Despite widespread protests from Indonesia's tourism industry, the Government has forged ahead with its plans to revoke the visa-free facility enjoyed by the citizens of 48 countries visiting Indonesia.
In a Presidential decision No. 18 of 2003 dated 31 March 2003 - and only made public on Monday, April 7, 2003, President Megawati Soekarnoputri declared:
• The Visa free facility on arrival has been revoked for reasons of "reciprocity and national security."
• Countries excepted from the new regulation include Thailand, Malaysia, Singapore, Brunei Darussalam, Philippines, Hong Kong (SAR), Macao (SAR), Chile, Morocco, Turkey and Peru.
• Nationals of other countries (assumed to be limited to those listed in the former 48 formerly granted visa-free visits and not listed in the exempted nations) will be granted a visa of 30 days at the Indonesian arrival gateway following the payment of a fee. While the Presidential decision does not specify the amount of the visa fee, a figure of US$ 50 has been widely discussed.
• The 30 day visa issued at the Countries gateways will be non-extendable and not eligible for mutation into another form of visa.
• Visitors wishing to stay for more than 30 days will be required to apply beforehand for visas at the Indonesian Embassy in their country of residence.
• Those visitors who are visiting Indonesia under the terms of a contract signed between an Indonesian tour operator and a foreign tour operator will be allowed an additional 6 months before the new visa policy is applied.
Confusion Likely to Prevail
The new visa policy is likely to raise a number of questions and confuse the traveling public.
That the President's decision has immediate effect may result in uneven administration and payment practices at local airports. How will people be treated who refuse to pay the additional visa? Will official receipts be issued? How will the authorities determine those travelers exempted from paying due to existing contracts with Indonesian tour operators?
What currencies will be accepted and at what rates of exchange?
Visitors arriving in the days just prior to the announcement were apparently not charged the visa fee.

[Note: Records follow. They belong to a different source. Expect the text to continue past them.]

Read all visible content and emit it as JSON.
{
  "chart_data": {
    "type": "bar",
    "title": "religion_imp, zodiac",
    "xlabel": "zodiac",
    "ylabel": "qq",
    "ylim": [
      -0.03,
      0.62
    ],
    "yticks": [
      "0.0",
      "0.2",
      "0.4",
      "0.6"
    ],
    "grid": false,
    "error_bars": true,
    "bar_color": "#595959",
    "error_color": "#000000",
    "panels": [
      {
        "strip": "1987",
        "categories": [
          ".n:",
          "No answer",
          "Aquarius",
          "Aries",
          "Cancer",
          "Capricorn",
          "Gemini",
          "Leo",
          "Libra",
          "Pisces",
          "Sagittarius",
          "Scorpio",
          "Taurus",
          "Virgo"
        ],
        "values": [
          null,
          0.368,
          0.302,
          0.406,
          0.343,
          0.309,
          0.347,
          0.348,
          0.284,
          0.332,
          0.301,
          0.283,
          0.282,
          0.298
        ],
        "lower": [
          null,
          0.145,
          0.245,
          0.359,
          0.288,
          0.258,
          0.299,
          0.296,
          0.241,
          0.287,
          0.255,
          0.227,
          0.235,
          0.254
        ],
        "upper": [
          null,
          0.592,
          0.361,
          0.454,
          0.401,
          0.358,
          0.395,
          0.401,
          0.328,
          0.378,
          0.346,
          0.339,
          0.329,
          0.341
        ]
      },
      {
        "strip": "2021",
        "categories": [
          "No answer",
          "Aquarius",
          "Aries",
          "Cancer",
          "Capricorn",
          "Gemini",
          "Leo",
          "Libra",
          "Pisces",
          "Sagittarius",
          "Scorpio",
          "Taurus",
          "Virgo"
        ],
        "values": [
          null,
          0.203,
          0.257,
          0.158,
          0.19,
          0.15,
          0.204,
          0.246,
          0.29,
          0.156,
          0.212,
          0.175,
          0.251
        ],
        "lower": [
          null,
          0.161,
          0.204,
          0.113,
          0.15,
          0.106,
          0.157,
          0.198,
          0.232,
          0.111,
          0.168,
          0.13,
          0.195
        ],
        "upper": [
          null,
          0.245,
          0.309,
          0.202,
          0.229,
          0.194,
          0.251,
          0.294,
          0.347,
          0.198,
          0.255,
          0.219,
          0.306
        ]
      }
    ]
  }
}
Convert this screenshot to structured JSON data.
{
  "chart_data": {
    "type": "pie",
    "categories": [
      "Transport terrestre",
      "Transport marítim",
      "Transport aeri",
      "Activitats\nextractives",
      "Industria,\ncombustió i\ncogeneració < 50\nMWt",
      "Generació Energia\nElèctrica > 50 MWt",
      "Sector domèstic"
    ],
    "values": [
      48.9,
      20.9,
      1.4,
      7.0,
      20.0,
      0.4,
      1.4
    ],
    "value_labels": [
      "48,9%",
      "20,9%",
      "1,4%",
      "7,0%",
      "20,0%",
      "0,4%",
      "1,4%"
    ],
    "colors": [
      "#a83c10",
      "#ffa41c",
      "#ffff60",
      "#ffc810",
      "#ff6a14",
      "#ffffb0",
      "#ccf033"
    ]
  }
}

So, when, exactly, will the charge be imposed?
Dark Days Ahead
Despite widespread protests from the tourism industry and surveys showing that a drop of as little as 3% in visitor arrivals would completely nullify any foreign exchange advantage resulting from a visa fee when compared with lost foreign exchange generated by foreign tourist, the Government has pushed ahead with its plans to impose the new visa policy and fee system.
Cry, the Beloved Country
A tourism industry already reeling from the ill-effects of the war on Iraq, travel advisories prejudicial to Indonesian tourism, a teetering world economy and a SARS crisis - is likely to see the latest decision as a potential "death blow" to a market sector being lobbied continuously by the Government to avoid layoffs at all costs.